McDonald’s Corp., the world’s largest restaurant chain, said it bought grain and other commodities before a rally in prices, allowing the company to cut a forecast for some costs.
A U.S. “grocery basket” will be 3.5 percent to 4.5 percent higher this year, Peter J. Bensen, the chief financial officer of Oak Brook, Illinois-based McDonald’s, said today on a conference call with analysts. That compared with the company’s projection on April 20 for an increase of 4.5 percent to 5.5 percent.
The worst drought in 56 years has eroded prospects for crops in the Midwest. Corn and soybean futures rose to all-time highs today, increasing feed costs for livestock producers. The U.S. is the top producer of both commodities. In March, the retail price of ground beef rose to the highest since at least 1984, and grocers in April sold whole chickens at record highs on average.
“Our supply-chain folks, our suppliers, our treasury folks really spent a lot of time earlier this year looking at the markets and did a great job in securing a lot of our grains and other commodities at cost before they ran up related to the recent drought,” Bensen said. “And so that’s why we are able to lower our outlook for this year.”
About 55 percent of the contiguous U.S. was in moderate to extreme drought at the end of June, the highest percentage since 1956, National Climatic Data Center figures show. From June 15 to July 20, corn futures surged 57 percent. McDonald’s bought 727 million pounds of chicken and 800 million pounds of beef in the U.S. in 2010.

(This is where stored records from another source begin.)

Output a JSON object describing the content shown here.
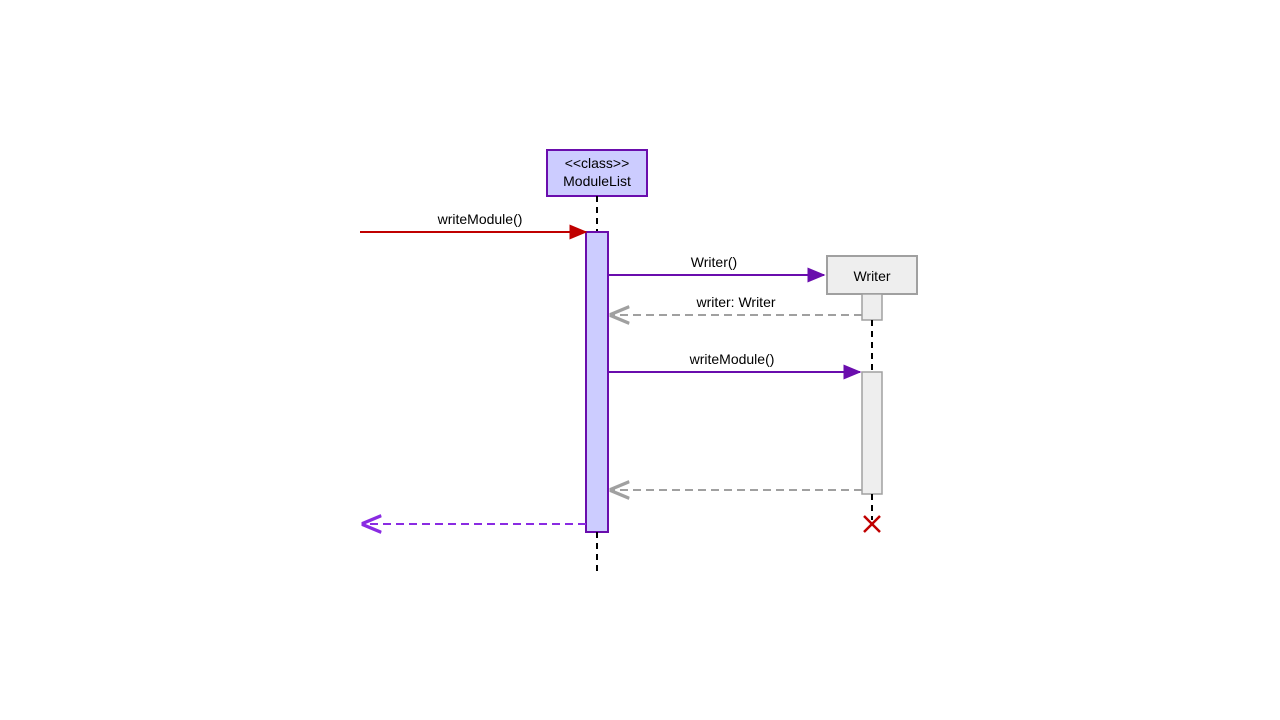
{
  "diagram": {
    "type": "uml-sequence",
    "participants": {
      "moduleList": {
        "stereotype": "<<class>>",
        "name": "ModuleList",
        "fill": "#CCCCFF",
        "stroke": "#6A0DAD"
      },
      "writer": {
        "name": "Writer",
        "fill": "#EEEEEE",
        "stroke": "#A0A0A0"
      }
    },
    "messages": {
      "inbound": {
        "label": "writeModule()",
        "style": "found-red-solid",
        "from": "external",
        "to": "moduleList"
      },
      "createWriter": {
        "label": "Writer()",
        "style": "purple-solid",
        "from": "moduleList",
        "to": "writer",
        "kind": "create"
      },
      "returnWriter": {
        "label": "writer: Writer",
        "style": "gray-dashed-return",
        "from": "writer",
        "to": "moduleList"
      },
      "callWrite": {
        "label": "writeModule()",
        "style": "purple-solid",
        "from": "moduleList",
        "to": "writer"
      },
      "returnWrite": {
        "label": "",
        "style": "gray-dashed-return",
        "from": "writer",
        "to": "moduleList"
      },
      "outboundReturn": {
        "label": "",
        "style": "purple-dashed-return",
        "from": "moduleList",
        "to": "external"
      },
      "destroyWriter": {
        "kind": "destroy",
        "target": "writer"
      }
    },
    "colors": {
      "accentPurple": "#6A0DAD",
      "lavenderFill": "#CCCCFF",
      "grayFill": "#EEEEEE",
      "grayStroke": "#A0A0A0",
      "foundRed": "#C00000",
      "returnPurple": "#8A2BE2"
    }
  }
}
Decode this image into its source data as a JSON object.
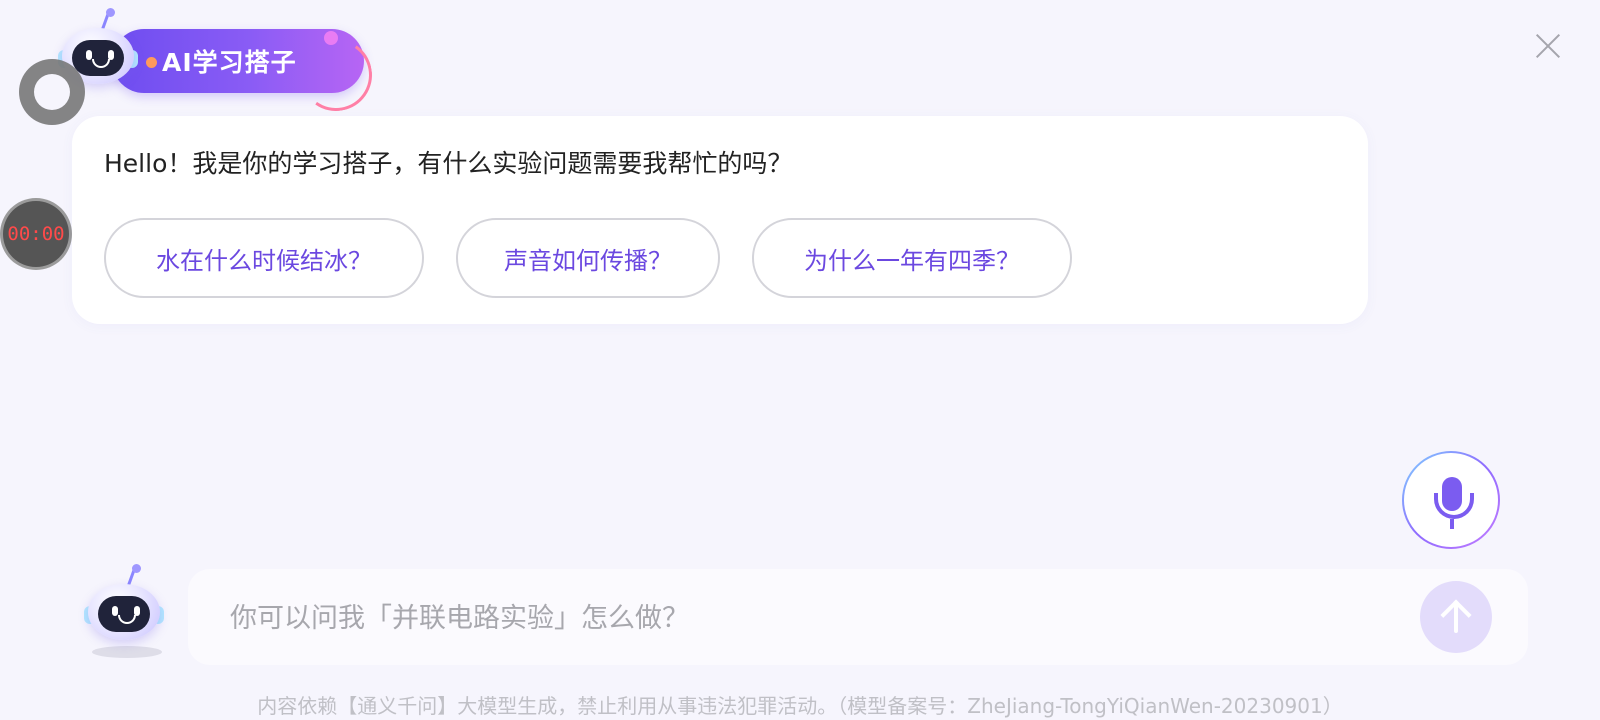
{
  "header": {
    "badge_label": "AI学习搭子",
    "close_icon": "close-icon"
  },
  "overlay": {
    "timer": "00:00"
  },
  "chat": {
    "greeting": "Hello！我是你的学习搭子，有什么实验问题需要我帮忙的吗？",
    "suggestions": [
      "水在什么时候结冰？",
      "声音如何传播？",
      "为什么一年有四季？"
    ]
  },
  "input": {
    "placeholder": "你可以问我「并联电路实验」怎么做？"
  },
  "footer": {
    "note": "内容依赖【通义千问】大模型生成，禁止利用从事违法犯罪活动。（模型备案号：ZheJiang-TongYiQianWen-20230901）"
  },
  "colors": {
    "accent": "#6b48e0",
    "background": "#f6f5fd",
    "badge_gradient_start": "#6e4df0",
    "badge_gradient_end": "#b765f4"
  }
}
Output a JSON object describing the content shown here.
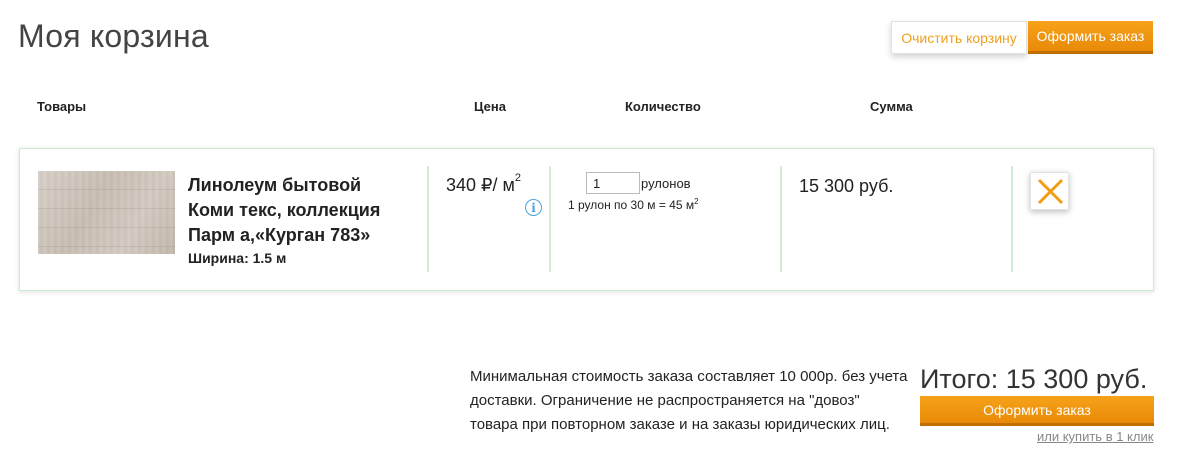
{
  "page": {
    "title": "Моя корзина"
  },
  "actions": {
    "clear_label": "Очистить корзину",
    "order_label": "Оформить заказ"
  },
  "table": {
    "headers": {
      "goods": "Товары",
      "price": "Цена",
      "quantity": "Количество",
      "sum": "Сумма"
    }
  },
  "item": {
    "name": "Линолеум бытовой Коми текс, коллекция Парм а,«Курган 783»",
    "width": "Ширина: 1.5 м",
    "price": "340 ₽/ м",
    "price_unit_exp": "2",
    "info_icon": "info-icon",
    "quantity_value": "1",
    "quantity_unit": "рулонов",
    "roll_note": "1 рулон по 30 м = 45 м",
    "roll_note_exp": "2",
    "sum": "15 300 руб.",
    "remove_icon": "close-icon"
  },
  "summary": {
    "min_order_note": "Минимальная стоимость заказа составляет 10 000р. без учета доставки. Ограничение не распространяется на \"довоз\" товара при повторном заказе и на заказы юридических лиц.",
    "total": "Итого: 15 300 руб.",
    "order_label": "Оформить заказ",
    "one_click_label": "или купить в 1 клик"
  },
  "colors": {
    "accent": "#f39c12",
    "row_border": "#c8ecd0",
    "info": "#4aa3df",
    "remove": "#f39c12"
  }
}
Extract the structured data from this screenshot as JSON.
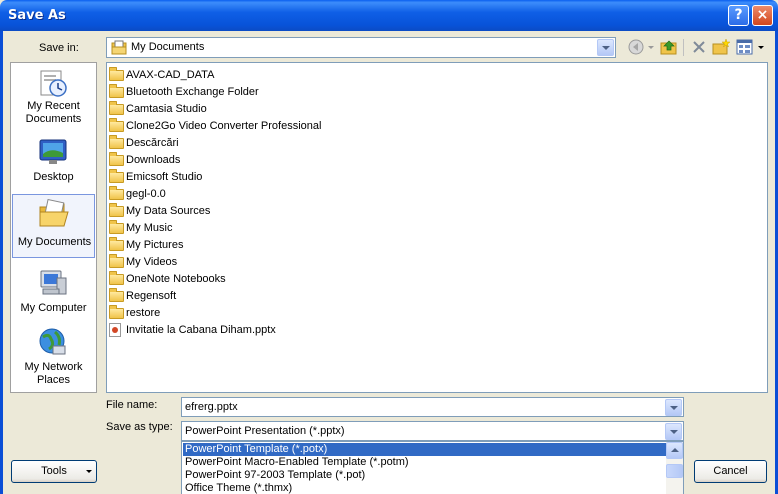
{
  "window": {
    "title": "Save As",
    "help_symbol": "?",
    "close_symbol": "×"
  },
  "save_in": {
    "label": "Save in:",
    "value": "My Documents"
  },
  "toolbar": {
    "icons": [
      "back-icon",
      "up-folder-icon",
      "delete-icon",
      "new-folder-icon",
      "views-icon"
    ]
  },
  "places": [
    {
      "label_lines": [
        "My Recent",
        "Documents"
      ],
      "icon": "recent-documents-icon"
    },
    {
      "label_lines": [
        "Desktop"
      ],
      "icon": "desktop-icon"
    },
    {
      "label_lines": [
        "My Documents"
      ],
      "icon": "my-documents-icon",
      "selected": true
    },
    {
      "label_lines": [
        "My Computer"
      ],
      "icon": "my-computer-icon"
    },
    {
      "label_lines": [
        "My Network",
        "Places"
      ],
      "icon": "network-places-icon"
    }
  ],
  "files": [
    {
      "name": "AVAX-CAD_DATA",
      "type": "folder"
    },
    {
      "name": "Bluetooth Exchange Folder",
      "type": "folder"
    },
    {
      "name": "Camtasia Studio",
      "type": "folder"
    },
    {
      "name": "Clone2Go Video Converter Professional",
      "type": "folder"
    },
    {
      "name": "Descărcări",
      "type": "folder"
    },
    {
      "name": "Downloads",
      "type": "folder"
    },
    {
      "name": "Emicsoft Studio",
      "type": "folder"
    },
    {
      "name": "gegl-0.0",
      "type": "folder"
    },
    {
      "name": "My Data Sources",
      "type": "folder"
    },
    {
      "name": "My Music",
      "type": "folder"
    },
    {
      "name": "My Pictures",
      "type": "folder"
    },
    {
      "name": "My Videos",
      "type": "folder"
    },
    {
      "name": "OneNote Notebooks",
      "type": "folder"
    },
    {
      "name": "Regensoft",
      "type": "folder"
    },
    {
      "name": "restore",
      "type": "folder"
    },
    {
      "name": "Invitatie la Cabana Diham.pptx",
      "type": "pptx"
    }
  ],
  "file_name": {
    "label": "File name:",
    "value": "efrerg.pptx"
  },
  "save_as_type": {
    "label": "Save as type:",
    "value": "PowerPoint Presentation (*.pptx)",
    "options": [
      {
        "label": "PowerPoint Template (*.potx)",
        "selected": true
      },
      {
        "label": "PowerPoint Macro-Enabled Template (*.potm)"
      },
      {
        "label": "PowerPoint 97-2003 Template (*.pot)"
      },
      {
        "label": "Office Theme (*.thmx)"
      }
    ]
  },
  "buttons": {
    "tools": "Tools",
    "cancel": "Cancel"
  }
}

The company feels “pretty good” that the impact from the drought “will be minimized on next year’s results,” Benson said. McDonald’s has “taken a greater amount of coverage” on commodities, he said without providing details.
Today, McDonald’s reported second-quarter profit that trailed analysts’ estimates amid slowing U.S. same-store sales and said the restaurant chain may miss its full-year target for growth in operating income.